529 Plans: The Basics

Going back through this blog in an attempt to semi-organize it, I realized I never gave an overview of 529 plans and how they work. That would probably explain all the questions I get about them. So, here are some 529 plan basics.

529 plans are tax-deferred savings vehicles for higher education named after section 529 of the Internal Revenue Code. 529 plans are run by states or higher education institutions. All 529 plans offer two tax advantages:

  • Tax-free growth of funds in the account
  • Tax-free withdrawals, as long as the funds are used for qualified higher education expenses (QHEEs)

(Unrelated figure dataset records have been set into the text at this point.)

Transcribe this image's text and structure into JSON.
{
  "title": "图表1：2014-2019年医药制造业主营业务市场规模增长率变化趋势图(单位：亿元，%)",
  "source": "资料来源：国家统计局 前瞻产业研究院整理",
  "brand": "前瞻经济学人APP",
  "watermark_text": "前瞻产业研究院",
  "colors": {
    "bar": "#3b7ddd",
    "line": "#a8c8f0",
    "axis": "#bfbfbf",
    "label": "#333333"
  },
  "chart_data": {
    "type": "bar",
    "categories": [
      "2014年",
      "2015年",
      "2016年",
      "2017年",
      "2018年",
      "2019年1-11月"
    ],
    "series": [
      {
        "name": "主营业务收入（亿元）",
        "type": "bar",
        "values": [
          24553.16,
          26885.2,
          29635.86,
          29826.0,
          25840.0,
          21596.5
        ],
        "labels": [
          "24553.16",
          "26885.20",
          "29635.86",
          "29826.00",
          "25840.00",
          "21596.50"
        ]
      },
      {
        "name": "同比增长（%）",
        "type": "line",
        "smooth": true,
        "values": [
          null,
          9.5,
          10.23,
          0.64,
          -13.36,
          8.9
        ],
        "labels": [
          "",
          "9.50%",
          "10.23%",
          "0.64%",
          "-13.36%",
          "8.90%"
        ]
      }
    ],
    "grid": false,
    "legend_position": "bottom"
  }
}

Many plans also give tax breaks to their residents for contributions to their state’s plan. Oregon, for example, gives a tax deduction for approximately $4,500 in annual contributions for married/joint filers.

529 plans come in two “flavors”:

  • Prepaid plans allow you to lock in tuition rates in today’s dollars. You buy “credits” at today’s cost which are redeemed for future expenses. These plans are only offered by a few states and the benefits may be limited to certain schools. The plans’ “performance” is a function of tuition inflation.
  • Savings plans are offered by every state and allow participants to invest in mutual funds or diversified portfolios which may be allocated based on the beneficiary’s age. The plan’s performance is the performance of the underlying investments that the participant has chosen.

You can choose any state’s plan for your college savings, and you can have multiple accounts in different states. Some of the factors to consider in weighing different plans are whether your state offers a tax deduction for contributions, what investment choices a plan offers, and plan fees and expenses.

As the parent, you are the account Owner; your student is the Beneficiary. You’ll want to establish an account for each student in your household. You can change beneficiaries, too, so that if your child doesn’t use the full balance in their account, you can use it for a younger sibling or other relative, continuing education for yourself, or hang onto it for the next generation.

And anyone– not just parents– can open a 529 plan for a child. It’s a popular way for grandparents to gift to their grandchildren, especially since the account owner retains control of the account and can therefore ensure that the money is spent for education.